EDIT: (warning -- long involved write-up)
Added FR Track and updated distance covered (per my watch). Haven't measured straight line yet. One good thing (for me) about this map is that there wasn't much elevation gain/loss so no steep climbs to worry about (326 m over 18+ km is pretty negligible). :-)
I thought the distance to get out to the far end of the map would take more out of me than navigating through the green to find higher point controls, so my strategy was to climb to the South ("top" of the mapped area) and work my way down the hill. I got as far west as #79 and weaving my way down the hill and finishing closer to the stream before heading back in. Finished the A loop around 1:30 (3 and half hours in) and took a few minutes drinking Gookinade and changing to a short sleeved shirt before heading out again. Because I was over 3 hours I knew I couldn't go as far on the second loop.
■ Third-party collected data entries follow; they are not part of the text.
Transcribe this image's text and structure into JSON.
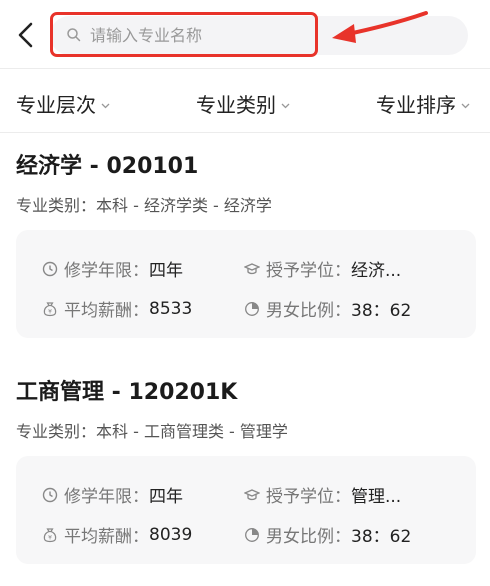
{
  "search": {
    "placeholder": "请输入专业名称"
  },
  "filters": [
    {
      "label": "专业层次"
    },
    {
      "label": "专业类别"
    },
    {
      "label": "专业排序"
    }
  ],
  "majors": [
    {
      "title": "经济学 - 020101",
      "category": "专业类别：本科 - 经济学类 - 经济学",
      "duration_label": "修学年限：",
      "duration_value": "四年",
      "degree_label": "授予学位：",
      "degree_value": "经济...",
      "salary_label": "平均薪酬：",
      "salary_value": "8533",
      "ratio_label": "男女比例：",
      "ratio_value": "38：62"
    },
    {
      "title": "工商管理 - 120201K",
      "category": "专业类别：本科 - 工商管理类 - 管理学",
      "duration_label": "修学年限：",
      "duration_value": "四年",
      "degree_label": "授予学位：",
      "degree_value": "管理...",
      "salary_label": "平均薪酬：",
      "salary_value": "8039",
      "ratio_label": "男女比例：",
      "ratio_value": "38：62"
    }
  ],
  "colors": {
    "highlight": "#e8332a",
    "card_bg": "#f7f7f8",
    "search_bg": "#f4f4f6"
  }
}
First loop: 63 - 75 - 65 - 45 - 77 - 41 - 59 - 73 - 33 - 69 - 67 - (49) - 73 - 31 - 53 - 51. I missed 65 to the west and went against the stream of people coming out from it heading to 45, so that helped. Took the trail from 77 to 41. Added 33 to my original plan, since it looked easy. Saw an unmapped hunter's stand on the way out to the trail headed to 67, but never any of the mapped stands or racks. :-) On the way to 67, I didn't have a definite attack off the trail and I wandered a bit in the area before finding the right features to lead me in. Then I tried for 49 but missed and bailed out to the N-S trail and all the way around (due to low confidence in the woods) to 73; back out to the trail south of 31 to find the definite attackpoint of the depression. People ahead of me to 53 helped. Down the not-quite-clear powerline trail to 51 while eating a PB sandwich, and back to the transition-to-map-B (we had to punch a finish box before starting with #80 which was nearby for loop B).
Second loop: I headed south again for another clockwise loop. 80 - 42 - 74 - 56 - 68 - 76 - 78 - 54 - 44 - 60 - finish. On 68 I hit the east end of the rocky ground and thought I'd be able to see the marsh when I got through it but it was not as noticeable as I'd anticipated and took a bit of looking around. Then SW to the giant blobs of black to find 76, a boulder. Neat boulder-field effect which was pretty identifiable; I did some rock hopping until they got even bigger and I had to climb down from one. The alternative though was wading through head-high mountain laurel to get to where I needed to be. When I finally found the flag I wasn't sure where the boulder was. :-)
Went through the white woods on the way to 78 and when I neared it I ran in to Glen who'd been looking around and ready to bail, but I figured I hadn't gone far enough yet (almost there) so we looked some more and Glen spotted the flag. Yay. Straight to 54, then out to the trail. Glen already had 44 and 60 so headed east to get one more before finishing, while I picked up those too and jogged most of the trail/road back in, though I would have had enough time walking the whole thing. As I approached the finish punch, Glen was also approaching from a different angle (I was closer) and Dan Barker called out that he was coming so I raced in and punched ahead! (Hah- the competitive kick. Good thing I was closer. Glen had run me down in the chute once before at a meet.)
My favorite little story (no rattlesnake sightings, like some had!) was when I was going along the trail in to the transition on the first loop, I spotted a small blue plastic rectangle and picked it up (litter!), then turned it over and realized it was a safety whistle from Empire Orienteering Club. Okay, there were 4 EMPO members at this event (wwk and oeo2oo, besides Glen and me) and it likely belonged to one of the other three since mine was still secure. I took it back and dropped it with my bag at the transition before heading out on loop B.
After we were done and hanging out at the finish (we had to return to pavilion to download), Glen mentioned that he'd lost his whistle out on the course; he'd looked down after falling and noticed his whistle's string just hanging and no whistle to be seen. I motioned to the one near my bag and said, "Did it look like this one?" Sure enough. :-) If he'd lost it in the woods it would have been gone forever.
The weather couldn't have been better; sunny and about 60 for the high. This was after two days of rain and 40s at home so a welcome respite. And now this week it's going to be in the 80s. Lawn tractor will need a workout again.